Further, on the day in question, Defendant chose not to drive into the gated, residential area of campus with the gun in her glove compartment, even though her stated purpose for being in the parking lot was to do her laundry in her dorm room. Rather, Defendant chose to park her car in an area open to the public, requiring no special permit to enter. This evidence suggests that Defendant knew that the gated, residential area of campus was "educational property," but that the public parking lot—which was mostly empty at the time—was not.
According to the trial court's erroneous jury instructions, these facts would be irrelevant to the jury's analysis of Defendant's guilt because they pertain only to Defendant's knowledge of her presence on educational property. Proper consideration of such facts probably would have impacted the jury's finding of guilt in this case….

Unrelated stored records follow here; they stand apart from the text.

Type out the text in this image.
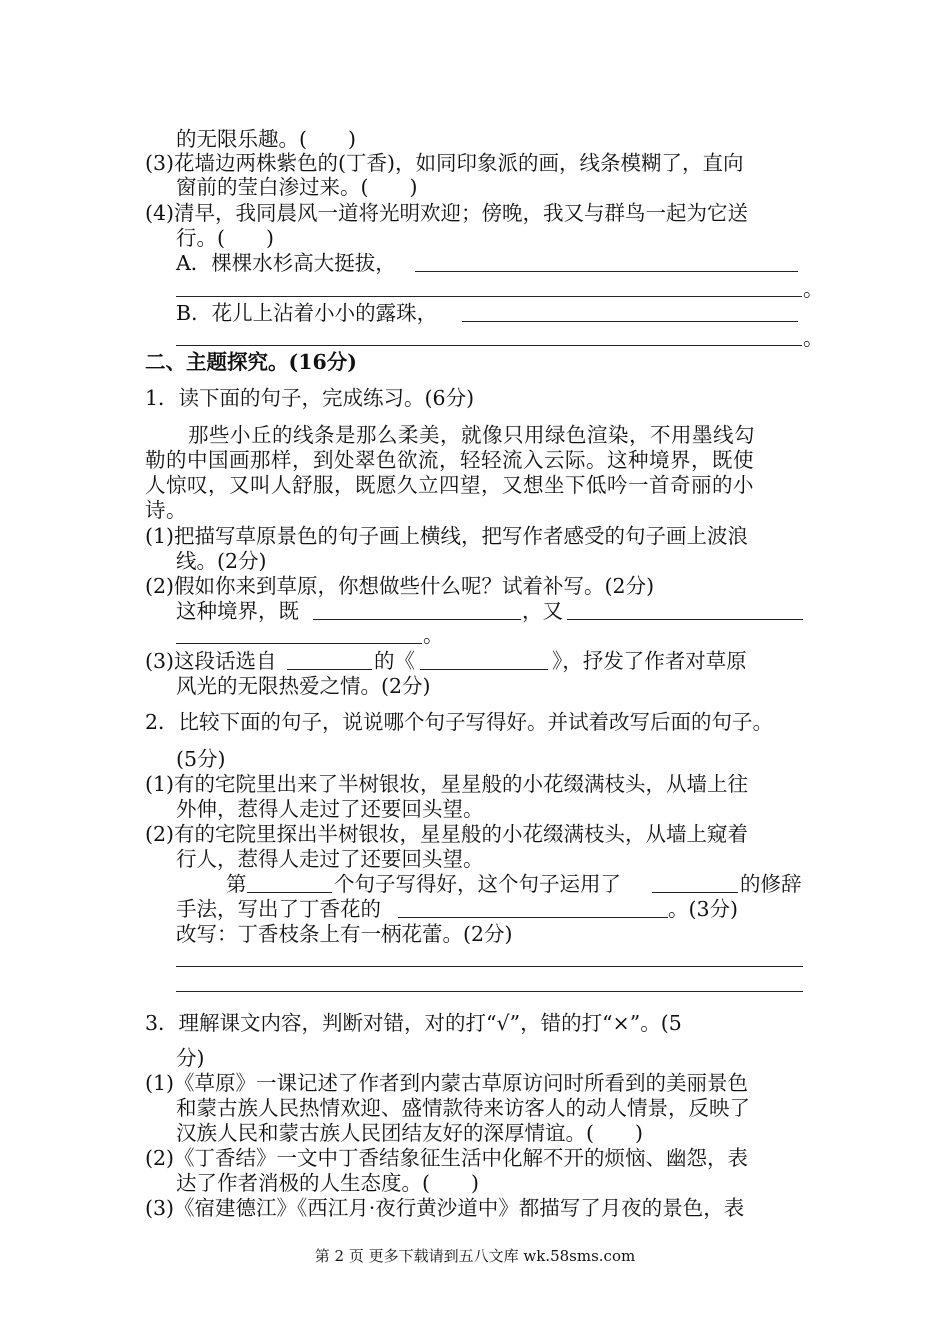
的无限乐趣。(　　)
(3)花墙边两株紫色的(丁香)，如同印象派的画，线条模糊了，直向
窗前的莹白渗过来。(　　)
(4)清早，我同晨风一道将光明欢迎；傍晚，我又与群鸟一起为它送
行。(　　)
A．棵棵水杉高大挺拔，
。
B．花儿上沾着小小的露珠，
。
二、主题探究。(16分)
1．读下面的句子，完成练习。(6分)
那些小丘的线条是那么柔美，就像只用绿色渲染，不用墨线勾
勒的中国画那样，到处翠色欲流，轻轻流入云际。这种境界，既使
人惊叹，又叫人舒服，既愿久立四望，又想坐下低吟一首奇丽的小
诗。
(1)把描写草原景色的句子画上横线，把写作者感受的句子画上波浪
线。(2分)
(2)假如你来到草原，你想做些什么呢？试着补写。(2分)
这种境界，既	，又
。
(3)这段话选自	的《	》，抒发了作者对草原
风光的无限热爱之情。(2分)
2．比较下面的句子，说说哪个句子写得好。并试着改写后面的句子。
(5分)
(1)有的宅院里出来了半树银妆，星星般的小花缀满枝头，从墙上往
外伸，惹得人走过了还要回头望。
(2)有的宅院里探出半树银妆，星星般的小花缀满枝头，从墙上窥着
行人，惹得人走过了还要回头望。
第	个句子写得好，这个句子运用了	的修辞
手法，写出了丁香花的	。(3分)
改写：丁香枝条上有一柄花蕾。(2分)
3．理解课文内容，判断对错，对的打“√”，错的打“×”。(5
分)
(1)《草原》一课记述了作者到内蒙古草原访问时所看到的美丽景色
和蒙古族人民热情欢迎、盛情款待来访客人的动人情景，反映了
汉族人民和蒙古族人民团结友好的深厚情谊。(　　)
(2)《丁香结》一文中丁香结象征生活中化解不开的烦恼、幽怨，表
达了作者消极的人生态度。(　　)
(3)《宿建德江》《西江月·夜行黄沙道中》都描写了月夜的景色，表
第 2 页 更多下载请到五八文库 wk.58sms.com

Our reading of N.C. Gen. Stat. § 14-269.2(b) requires the State to prove that a defendant both knowingly possessed or carried a prohibited weapon and knowingly entered educational property with that weapon. This interpretation of the statute safeguards the rights of lawful gun owners in our State while also protecting vulnerable citizens present on educational property.
The court also noted that,
Under our reading of N.C. Gen. Stat. § 14-269.2(b), the State is not saddled with an unduly heavy burden of proving a defendant's subjective knowledge of the boundaries of educational property. Rather, the State need only prove a defendant's knowledge of her presence on educational property "by reference to the facts and circumstances surrounding the case."

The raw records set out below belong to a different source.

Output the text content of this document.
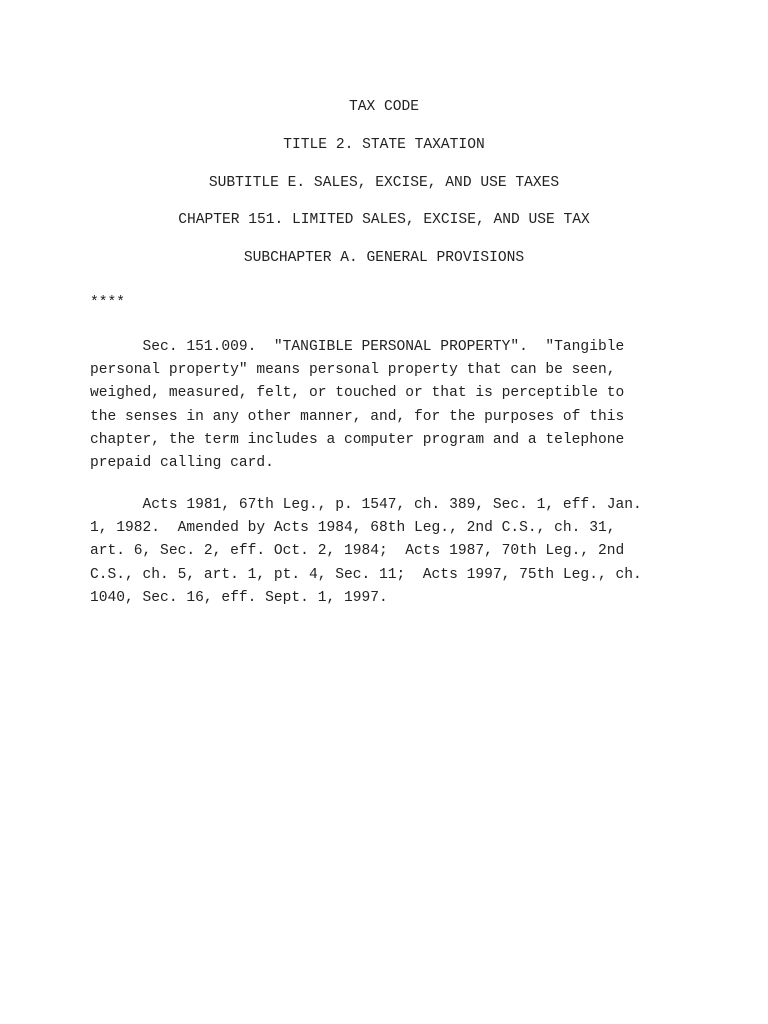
TAX CODE
TITLE 2. STATE TAXATION
SUBTITLE E. SALES, EXCISE, AND USE TAXES
CHAPTER 151. LIMITED SALES, EXCISE, AND USE TAX
SUBCHAPTER A. GENERAL PROVISIONS
****

Sec. 151.009.  "TANGIBLE PERSONAL PROPERTY".  "Tangible
personal property" means personal property that can be seen,
weighed, measured, felt, or touched or that is perceptible to
the senses in any other manner, and, for the purposes of this
chapter, the term includes a computer program and a telephone
prepaid calling card.

Acts 1981, 67th Leg., p. 1547, ch. 389, Sec. 1, eff. Jan.
1, 1982.  Amended by Acts 1984, 68th Leg., 2nd C.S., ch. 31,
art. 6, Sec. 2, eff. Oct. 2, 1984;  Acts 1987, 70th Leg., 2nd
C.S., ch. 5, art. 1, pt. 4, Sec. 11;  Acts 1997, 75th Leg., ch.
1040, Sec. 16, eff. Sept. 1, 1997.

If, for example, the evidence shows that a defendant entered a school building and interacted with children while knowingly possessing a gun, the State would have little difficulty proving to the jury that the defendant had knowledge of her presence on educational property. If, however, the evidence shows that a defendant drove into an empty parking lot that is open to the public while knowingly possessing a gun—as in this case—the jury will likely need more evidence of the circumstances in order to find that the defendant knowingly entered educational property.
The prosecution remains free to retry Huckelba; but at the retrial, the prosecution would have to prove beyond a reasonable doubt that Huckelba indeed knew that she was on educational property.
This seems to me the right interpretation of the statute, and the right legal rule as well. There are some elements of some crimes that operate on a "strict liability" basis, so that defendants can be convicted even if they didn't know the elements were satisfied, and indeed had no reason to know that. But, at least except as to petty traffic offenses, that is the exception rather than the rule; the general rule is that the prosecution must prove that the defendant knew the facts that make up the crime—or at least was consciously aware of the risk that those facts were present, and unjustifiably ignored that risk (that's sometimes called "recklessness"). And when the statute specifically makes it a crime "knowingly to possess or carry … [a weapon] on educational property," the assumption should be that the legislature would indeed require knowledge that the property is educational property and not just knowledge that one is possessing or carrying the weapon.
Thanks to Camden Webb for the pointer.